Jednak przewidywania dowództwa się nie sprawdziły. Działania na froncie straciły na impecie. Co prawda 22 sierpnia Sowieci zajęli Gumniska, ale Niemcy po początkowym odwrocie powrócili na stanowiska i podciągnęli obronę na pobliską linię lasów. W ten sposób żołnierze „Klamry” znaleźli się między pierwszą linią Niemców i stanowiskami ich artylerii a siłami Armii Czerwonej.
Nad ranem 23 sierpnia na polskie pozycje spadł grad pocisków niemieckiej artylerii i moździerzy. Ogień prowadzono cały dzień oraz noc z 23 na 24 sierpnia. Przerywany był jedynie przez rozpoznanie patroli bojowych, które były odpierane przez AK. W wyniku ostrzału zniszczono magazyn z żywnością oraz kuchnię polową. Punkt opatrunkowy ulokowany w gospodarstwie Ludwika Niedzieli przyjmował coraz więcej rannych, a z powodu powiększających się strat „Klamra” zarządził odwrót na stronę sowiecką. Poprosił więc oddział Armii Czerwonej o wsparcie artyleryjskie oraz pozorowanie ataku na pozycje niemieckie. Sowieci przystali na plan, jednak pod ostrzałem ich całej baterii znalazły się bezpośrednio stanowiska Polaków. Zapamiętał to uczestnik bitwy, Jerzy Krusenstern, który wspomina, iż „w powietrzu unosił się słodki i mdły zapach krwi”.

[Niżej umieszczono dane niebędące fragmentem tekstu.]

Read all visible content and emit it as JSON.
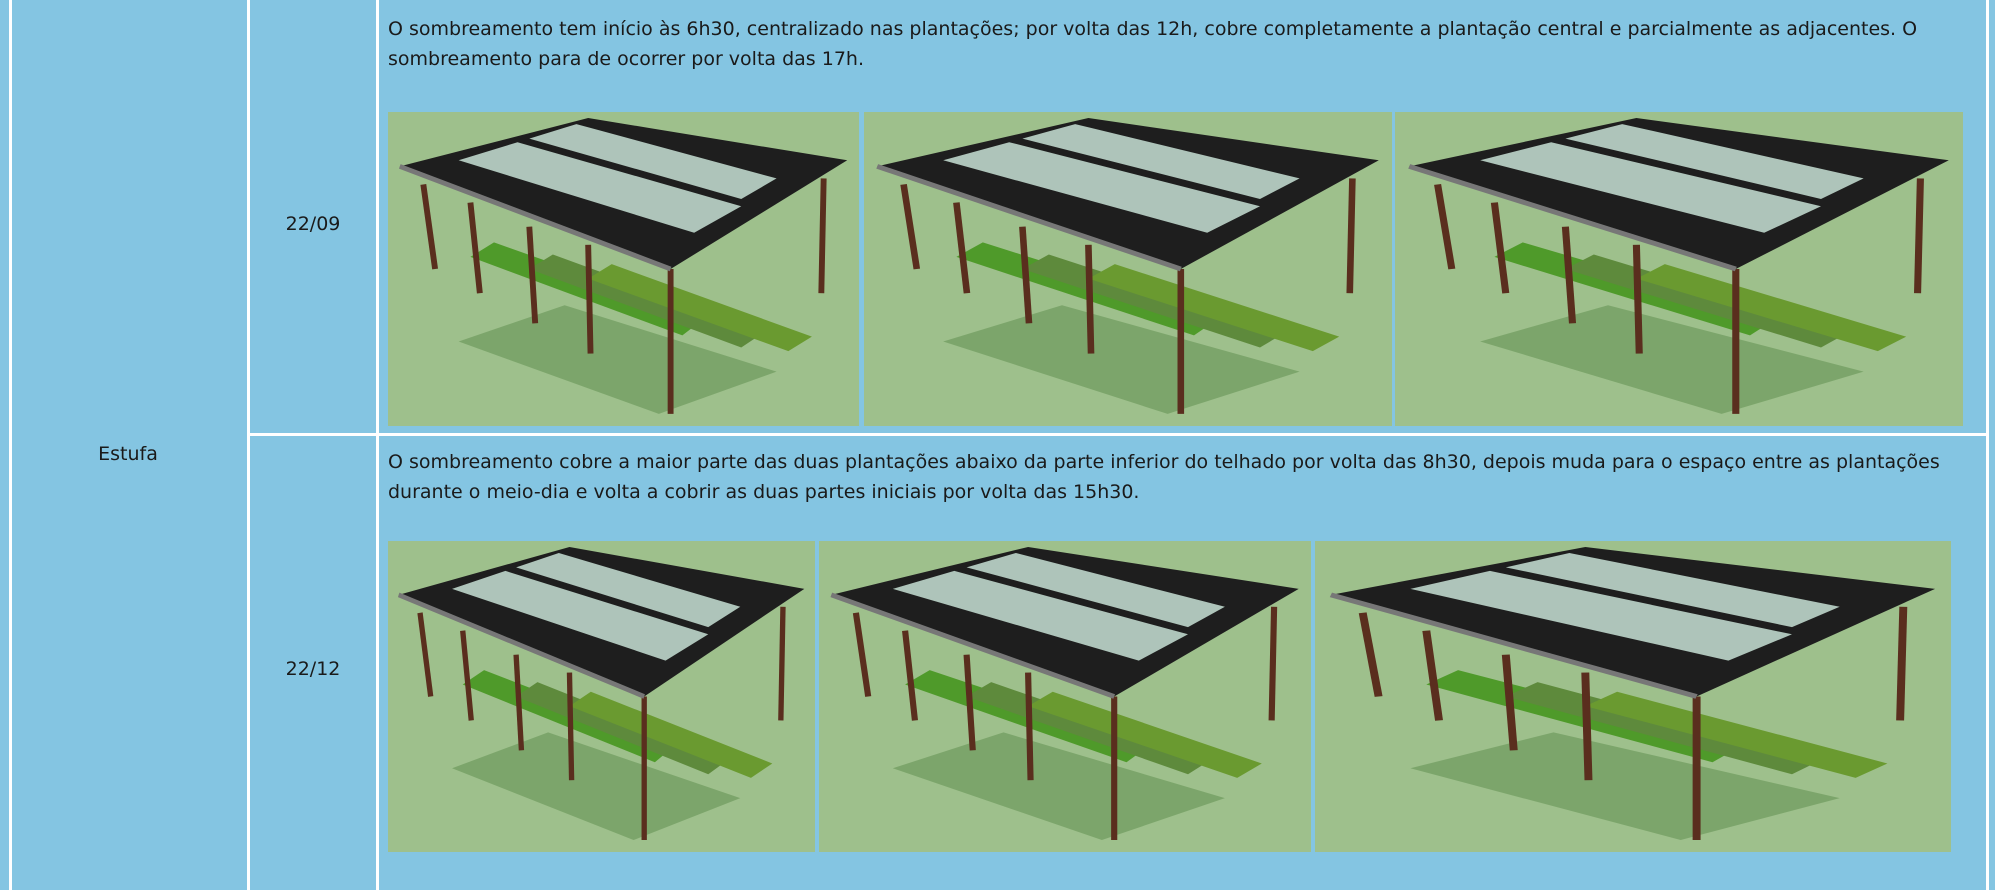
{
  "table": {
    "group": "Estufa",
    "rows": [
      {
        "date": "22/09",
        "description": "O sombreamento tem início às 6h30, centralizado nas plantações; por volta das 12h, cobre completamente a plantação central e parcialmente as adjacentes. O sombreamento para de ocorrer por volta das 17h."
      },
      {
        "date": "22/12",
        "description": "O sombreamento cobre a maior parte das duas plantações abaixo da parte inferior do telhado por volta das 8h30, depois muda para o espaço entre as plantações durante o meio-dia e volta a cobrir as duas partes iniciais por volta das 15h30."
      }
    ]
  }
}
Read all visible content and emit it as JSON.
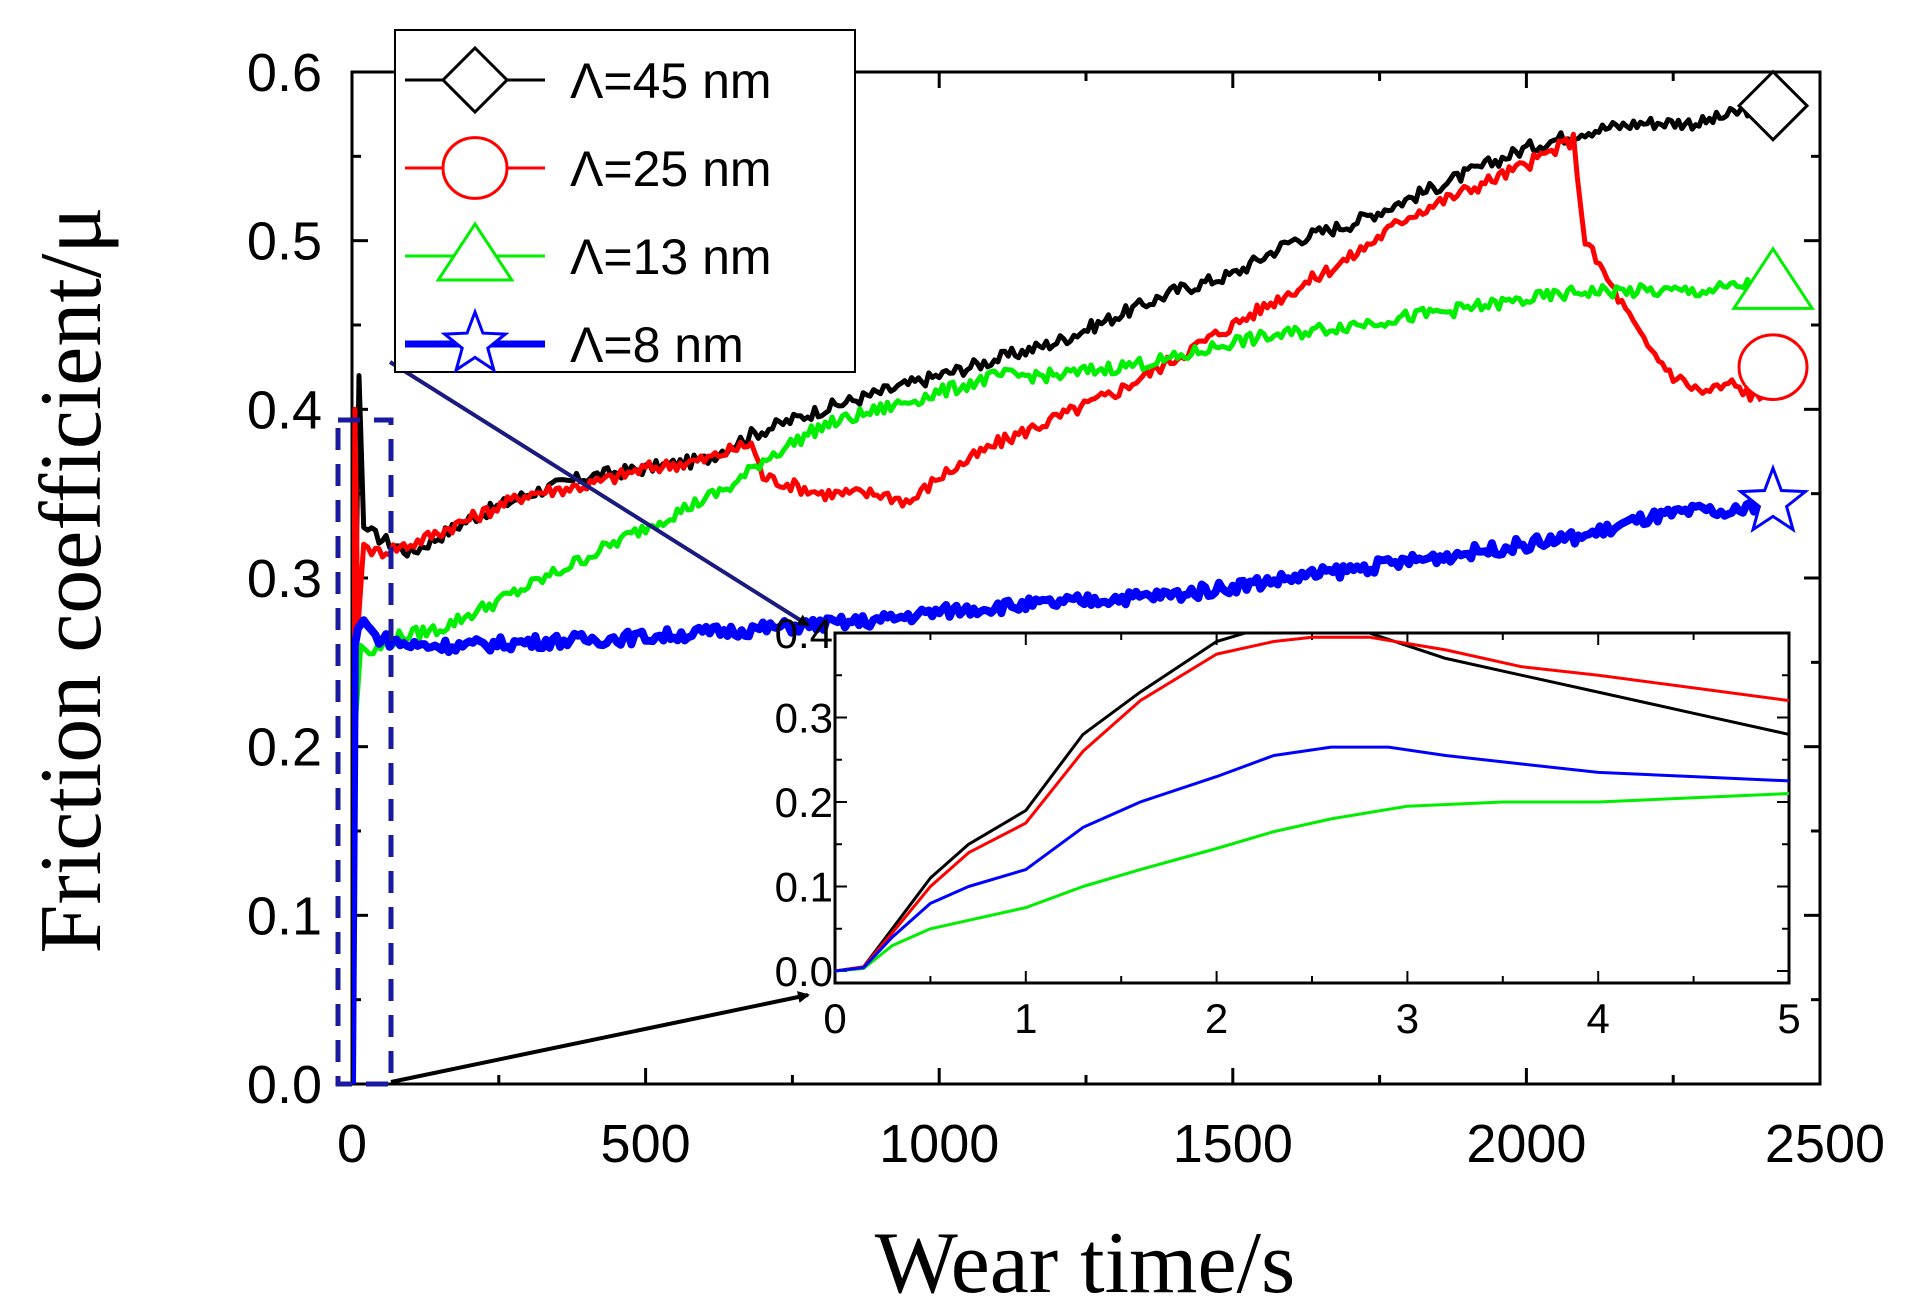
{
  "chart_data": {
    "type": "line",
    "xlabel": "Wear time/s",
    "ylabel": "Friction coefficient/μ",
    "xlim": [
      0,
      2500
    ],
    "ylim": [
      0.0,
      0.6
    ],
    "xticks": [
      "0",
      "500",
      "1000",
      "1500",
      "2000",
      "2500"
    ],
    "yticks": [
      "0.0",
      "0.1",
      "0.2",
      "0.3",
      "0.4",
      "0.5",
      "0.6"
    ],
    "legend_position": "top-left",
    "series": [
      {
        "name": "Λ=45 nm",
        "color": "#000000",
        "marker": "diamond",
        "x": [
          0,
          5,
          12,
          20,
          40,
          100,
          200,
          300,
          400,
          500,
          600,
          680,
          800,
          900,
          1000,
          1100,
          1200,
          1300,
          1400,
          1500,
          1600,
          1700,
          1800,
          1900,
          2000,
          2100,
          2200,
          2300,
          2400
        ],
        "y": [
          0.0,
          0.25,
          0.42,
          0.33,
          0.325,
          0.315,
          0.335,
          0.35,
          0.36,
          0.365,
          0.37,
          0.385,
          0.4,
          0.41,
          0.42,
          0.43,
          0.44,
          0.455,
          0.47,
          0.48,
          0.5,
          0.51,
          0.525,
          0.54,
          0.555,
          0.565,
          0.57,
          0.57,
          0.58
        ]
      },
      {
        "name": "Λ=25 nm",
        "color": "#ff0000",
        "marker": "circle",
        "x": [
          0,
          5,
          10,
          20,
          40,
          100,
          200,
          300,
          400,
          500,
          600,
          680,
          700,
          800,
          900,
          950,
          1000,
          1100,
          1200,
          1300,
          1400,
          1500,
          1600,
          1700,
          1800,
          1900,
          2000,
          2080,
          2100,
          2150,
          2200,
          2250,
          2300,
          2350,
          2400
        ],
        "y": [
          0.0,
          0.4,
          0.27,
          0.32,
          0.315,
          0.32,
          0.335,
          0.35,
          0.355,
          0.365,
          0.37,
          0.38,
          0.36,
          0.35,
          0.35,
          0.345,
          0.36,
          0.38,
          0.395,
          0.41,
          0.43,
          0.45,
          0.47,
          0.49,
          0.515,
          0.53,
          0.545,
          0.56,
          0.5,
          0.47,
          0.44,
          0.42,
          0.41,
          0.415,
          0.405
        ]
      },
      {
        "name": "Λ=13 nm",
        "color": "#00ee00",
        "marker": "triangle",
        "x": [
          0,
          5,
          15,
          30,
          80,
          150,
          300,
          500,
          650,
          700,
          800,
          900,
          1000,
          1100,
          1200,
          1300,
          1400,
          1500,
          1600,
          1700,
          1800,
          1900,
          2000,
          2100,
          2200,
          2300,
          2400
        ],
        "y": [
          0.0,
          0.21,
          0.26,
          0.255,
          0.265,
          0.27,
          0.295,
          0.33,
          0.355,
          0.37,
          0.39,
          0.4,
          0.41,
          0.42,
          0.42,
          0.425,
          0.43,
          0.44,
          0.445,
          0.45,
          0.455,
          0.46,
          0.465,
          0.47,
          0.47,
          0.47,
          0.475
        ]
      },
      {
        "name": "Λ=8 nm",
        "color": "#0000ff",
        "marker": "star",
        "x": [
          0,
          5,
          10,
          20,
          40,
          100,
          200,
          300,
          500,
          700,
          900,
          1000,
          1100,
          1200,
          1300,
          1400,
          1500,
          1600,
          1700,
          1800,
          1900,
          2000,
          2100,
          2150,
          2200,
          2300,
          2350,
          2400
        ],
        "y": [
          0.0,
          0.26,
          0.27,
          0.275,
          0.265,
          0.26,
          0.26,
          0.262,
          0.265,
          0.27,
          0.275,
          0.28,
          0.283,
          0.285,
          0.288,
          0.29,
          0.295,
          0.3,
          0.305,
          0.31,
          0.315,
          0.32,
          0.325,
          0.33,
          0.335,
          0.34,
          0.338,
          0.345
        ]
      }
    ],
    "inset": {
      "type": "line",
      "xlim": [
        0,
        5
      ],
      "ylim": [
        0.0,
        0.4
      ],
      "xticks": [
        "0",
        "1",
        "2",
        "3",
        "4",
        "5"
      ],
      "yticks": [
        "0.0",
        "0.1",
        "0.2",
        "0.3",
        "0.4"
      ],
      "series": [
        {
          "name": "Λ=45 nm",
          "color": "#000000",
          "x": [
            0,
            0.15,
            0.3,
            0.5,
            0.7,
            1.0,
            1.3,
            1.6,
            2.0,
            2.3,
            2.5,
            2.8,
            3.2,
            3.6,
            4.0,
            4.5,
            5.0
          ],
          "y": [
            0.0,
            0.005,
            0.05,
            0.11,
            0.15,
            0.19,
            0.28,
            0.33,
            0.39,
            0.41,
            0.41,
            0.4,
            0.37,
            0.35,
            0.33,
            0.305,
            0.28
          ]
        },
        {
          "name": "Λ=25 nm",
          "color": "#ff0000",
          "x": [
            0,
            0.15,
            0.3,
            0.5,
            0.7,
            1.0,
            1.3,
            1.6,
            2.0,
            2.3,
            2.5,
            2.8,
            3.2,
            3.6,
            4.0,
            4.5,
            5.0
          ],
          "y": [
            0.0,
            0.005,
            0.045,
            0.1,
            0.14,
            0.175,
            0.26,
            0.32,
            0.375,
            0.39,
            0.395,
            0.395,
            0.38,
            0.36,
            0.35,
            0.335,
            0.32
          ]
        },
        {
          "name": "Λ=13 nm",
          "color": "#00ee00",
          "x": [
            0,
            0.15,
            0.3,
            0.5,
            0.7,
            1.0,
            1.3,
            1.6,
            2.0,
            2.3,
            2.6,
            3.0,
            3.5,
            4.0,
            4.5,
            5.0
          ],
          "y": [
            0.0,
            0.003,
            0.03,
            0.05,
            0.06,
            0.075,
            0.1,
            0.12,
            0.145,
            0.165,
            0.18,
            0.195,
            0.2,
            0.2,
            0.205,
            0.21
          ]
        },
        {
          "name": "Λ=8 nm",
          "color": "#0000ff",
          "x": [
            0,
            0.15,
            0.3,
            0.5,
            0.7,
            1.0,
            1.3,
            1.6,
            2.0,
            2.3,
            2.6,
            2.9,
            3.2,
            3.6,
            4.0,
            4.5,
            5.0
          ],
          "y": [
            0.0,
            0.004,
            0.04,
            0.08,
            0.1,
            0.12,
            0.17,
            0.2,
            0.23,
            0.255,
            0.265,
            0.265,
            0.255,
            0.245,
            0.235,
            0.23,
            0.225
          ]
        }
      ]
    }
  }
}
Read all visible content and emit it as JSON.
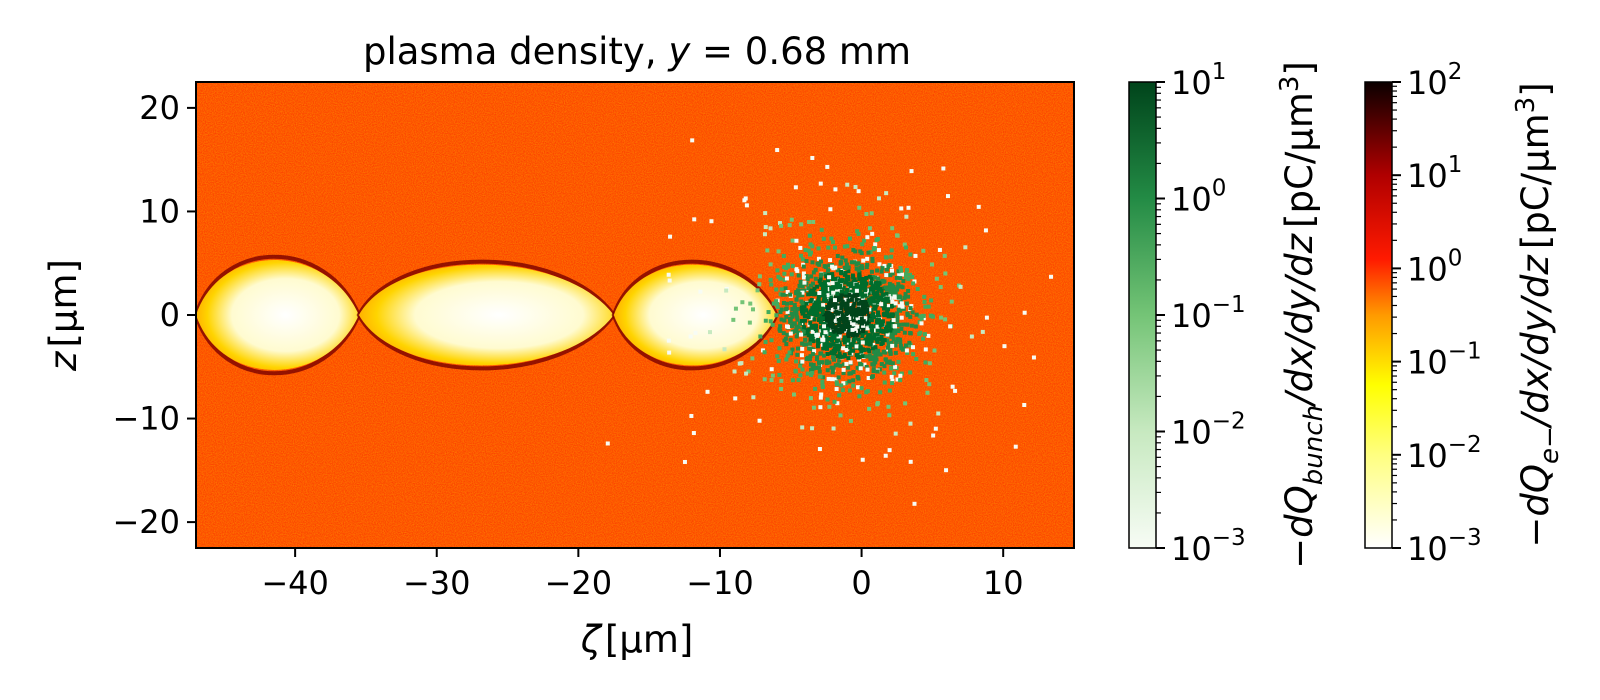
{
  "chart_data": {
    "type": "heatmap",
    "title": {
      "prefix": "plasma density, ",
      "var": "y",
      "suffix": " = 0.68 mm"
    },
    "xlabel": {
      "sym": "ζ",
      "unit": "[µm]"
    },
    "ylabel": {
      "sym": "z",
      "unit": "[µm]"
    },
    "xlim": [
      -47,
      15
    ],
    "ylim": [
      -22.5,
      22.5
    ],
    "xticks": [
      -40,
      -30,
      -20,
      -10,
      0,
      10
    ],
    "yticks": [
      -20,
      -10,
      0,
      10,
      20
    ],
    "bubbles": [
      {
        "x0": -47,
        "x1": -35.5,
        "z_max": 6.0
      },
      {
        "x0": -35.5,
        "x1": -17.5,
        "z_max": 5.5
      },
      {
        "x0": -17.5,
        "x1": -6.0,
        "z_max": 5.5
      }
    ],
    "bunch": {
      "center_x": -1,
      "center_z": 0,
      "sigma_x": 2.3,
      "sigma_z": 3.0,
      "particles": 1800
    },
    "background_color": "#ff4a00",
    "colorbars": [
      {
        "name": "bunch",
        "cmap": "Greens",
        "scale": "log",
        "range": [
          0.001,
          10
        ],
        "ticks": [
          {
            "base": "10",
            "exp": "1"
          },
          {
            "base": "10",
            "exp": "0"
          },
          {
            "base": "10",
            "exp": "−1"
          },
          {
            "base": "10",
            "exp": "−2"
          },
          {
            "base": "10",
            "exp": "−3"
          }
        ],
        "label": {
          "pre": "−dQ",
          "sub": "bunch",
          "post": "/dx/dy/dz",
          "unit": "[pC/µm",
          "unit_exp": "3",
          "unit_close": "]"
        }
      },
      {
        "name": "electrons",
        "cmap": "hot_r",
        "scale": "log",
        "range": [
          0.001,
          100
        ],
        "ticks": [
          {
            "base": "10",
            "exp": "2"
          },
          {
            "base": "10",
            "exp": "1"
          },
          {
            "base": "10",
            "exp": "0"
          },
          {
            "base": "10",
            "exp": "−1"
          },
          {
            "base": "10",
            "exp": "−2"
          },
          {
            "base": "10",
            "exp": "−3"
          }
        ],
        "label": {
          "pre": "−dQ",
          "sub": "e−",
          "post": "/dx/dy/dz",
          "unit": "[pC/µm",
          "unit_exp": "3",
          "unit_close": "]"
        }
      }
    ]
  }
}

Następnego dnia około 5 nad ranem Niemcy rozpoczęli szturm na pozycje Polaków. Z powodu wyczerpania się amunicji z walki wycofały się pluton Franciszka Szarego „Pęka”, oddziały Artura Cwena „Rena” oraz drużyna saperów Zdzisława Chodackiego „Migdała”, które przeszły na pozycję „wzgórza 426”. Dopiero po południu oddziały niemieckie wdarły się na polanę Kałużówki, a gdy znalazły się niespełna 50 m od wzgórza, uderzyła na nie grupa pod dowództwem „Klamry”. Kontratak był tak gwałtowny, iż niemiecki atak załamał się, a wycofujący się Niemcy stracili swojego dowódcę.
Główne walki toczyły się do godzin wieczornych i były niezwykle zacięte, o czym świadczy fakt, iż po 14 godzinach starć Niemcy przesunęli się w głąb o zaledwie 1,5 km. Walczono o każdy jar i poszczególne wzniesienia. Ciężko oszacować siły niemieckie. Liczyły one co najmniej jeden baon piechoty. Rannych lub zabitych było około 60 osób. Polaków zginęło 11. Kpt. Lazarowicz 25 sierpnia zarządził odwrót i ewakuację II Zgrupowania. Żołnierze dębickiej Armii Krajowej zakopali broń i pozostawali w ukryciu przed niemieckimi, a następnie sowieckimi obławami.